O’Connor’s first policy is to re-vamp Freshers’ week, to create a better experience for St Andrews students. She wants to “provide more diversified acts,” such as comedy, dance shows and theatre instead of just DJ and live shows. She also promotes contacting affiliated groups ahead of time to utilise them and plan the overall timeline of Freshers more efficiently. Freshers’ is a typical starting point (current DoES Chris Macrae ran the same point in his campaign last year, though O’Connor offers a more detailed plan than her predecessor) but the reality of her goal here seems a little unlikely purely on the basis of St Andrews inaccessibility: the difficulty of getting here may be a discouraging factor for many performers. However, overall her ideas of diversifying acts and her emphasis on advanced booking and organisation seem plausible and sound.

Bigger Venues, Better Spaces

O’Connor wants to utilise more university spaces for events, such as Younger Hall and The Byre, which both have greater capacities. This would free up Union space for more student events throughout the year. It is possible that O’Connor has not considered the potential of increased ticket prices if an event is staged on university property, and perhaps even that the University might reject this proposal when concerning evening/night events on account of the risk of property damage. In this case, high attendance would be important to continue this usage, and high ticket prices for a basic event may not be seen as worth it. O’Connor also addresses Saturday nights at the Union, suggesting greater society involvement and collaboration to provide a more interesting experience, such as themed events. This seems to be a good idea: generally themed events such as Disney Bop at the Union are popular, and a wider variety of interesting themes might attract more students more regularly.

A Better Night Out

Though phrased differently, O’Connor essentially is advocating cheaper, larger drinks at the Union and affiliated bars: much like all her predecessors over the last few years. The suggestion of drink promotions (72 hour) would probably be successful, and this combined with her proposal of the usage of larger vessels such as fishbowls or pitchers to carry these drinks does appear to be popular. The willingness of the Union staff to cooperate with these proposals remains to be seen: in her manifesto O’Connor does not indicate any familiarity with the staff and this would probably be important in negotiating these deals. O’Connor supports better publicisation for student and commercial events: while not unique, this does have merit and the utilisation of the Design Team and more marketing spaces would probably improve awareness.
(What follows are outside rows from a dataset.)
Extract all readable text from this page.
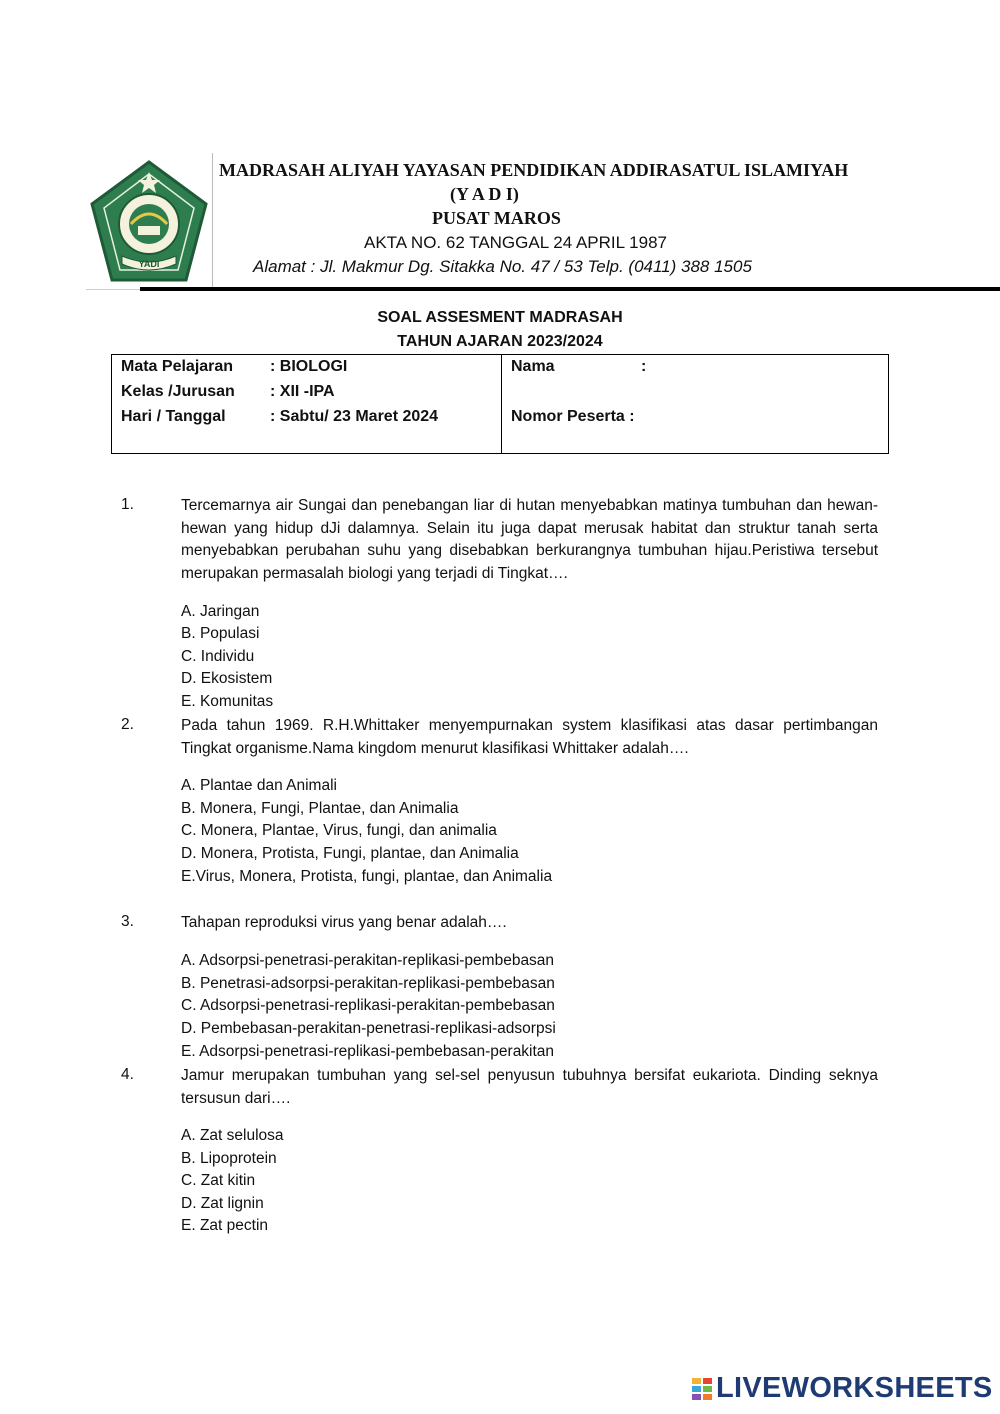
YADI
MADRASAH ALIYAH YAYASAN PENDIDIKAN ADDIRASATUL ISLAMIYAH
(Y A D I)
PUSAT MAROS
AKTA NO. 62 TANGGAL 24 APRIL 1987
Alamat : Jl. Makmur Dg. Sitakka No. 47 / 53 Telp. (0411) 388 1505
SOAL ASSESMENT MADRASAH
TAHUN AJARAN 2023/2024
Mata Pelajaran : BIOLOGI
Kelas /Jurusan : XII -IPA
Hari / Tanggal	: Sabtu/ 23 Maret 2024
Nama	:
Nomor Peserta :
1.	Tercemarnya air Sungai dan penebangan liar di hutan menyebabkan matinya tumbuhan dan hewan-hewan yang hidup dJi dalamnya. Selain itu juga dapat merusak habitat dan struktur tanah serta menyebabkan perubahan suhu yang disebabkan berkurangnya tumbuhan hijau.Peristiwa tersebut merupakan permasalah biologi yang terjadi di Tingkat….
A. Jaringan
B. Populasi
C. Individu
D. Ekosistem
E. Komunitas
2.	Pada tahun 1969. R.H.Whittaker menyempurnakan system klasifikasi atas dasar pertimbangan Tingkat organisme.Nama kingdom menurut klasifikasi Whittaker adalah….
A. Plantae dan Animali
B. Monera, Fungi, Plantae, dan Animalia
C. Monera, Plantae, Virus, fungi, dan animalia
D. Monera, Protista, Fungi, plantae, dan Animalia
E.Virus, Monera, Protista, fungi, plantae, dan Animalia
3.	Tahapan reproduksi virus yang benar adalah….
A. Adsorpsi-penetrasi-perakitan-replikasi-pembebasan
B. Penetrasi-adsorpsi-perakitan-replikasi-pembebasan
C. Adsorpsi-penetrasi-replikasi-perakitan-pembebasan
D. Pembebasan-perakitan-penetrasi-replikasi-adsorpsi
E. Adsorpsi-penetrasi-replikasi-pembebasan-perakitan
4.	Jamur merupakan tumbuhan yang sel-sel penyusun tubuhnya bersifat eukariota. Dinding seknya tersusun dari….
A. Zat selulosa
B. Lipoprotein
C. Zat kitin
D. Zat lignin
E. Zat pectin
LIVEWORKSHEETS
Support for Societies and Subcommittees

O’Connor reaches out to the societies in this policy: she emphasises the importance of building a strong relationship with societies and ensuring the availability of the Union for these societies, no matter how unconventional. This could be considered an important point for this year’s campaign: with recent developments of RockSoc’s difficulties in booking the Union for their own events, and also issues with Wiley’s performance during Refreshers Week, the usage of the Union and treatment of societies in conjunction with it has been called into question, and so it is important that the new DoES provides a reliable, trustworthy contact for those societies. O’Connor also espouses a stronger relationship with the Athletic Union outside of sports teams at Sinners. It’s unclear how exactly she would achieve this, or whether it’s even necessary: the weekly Sinners nights are always highly popular.

The Saint’s Assessment: 

Overall, O’Connor presents some interesting ideas with a fresh outlook on them: the idea of drinks in different vessels and variation in venues seem innovative. Her strong stance on more efficient organisation, cooperation and a closer relationship with all societies seems positive, and encouraging considering recent problems with societies and events. However, rather than just suggesting solutions, O’Connor should also explain what she herself is bringing to the table, and demonstrate personal involvement and experience in achieving her goals.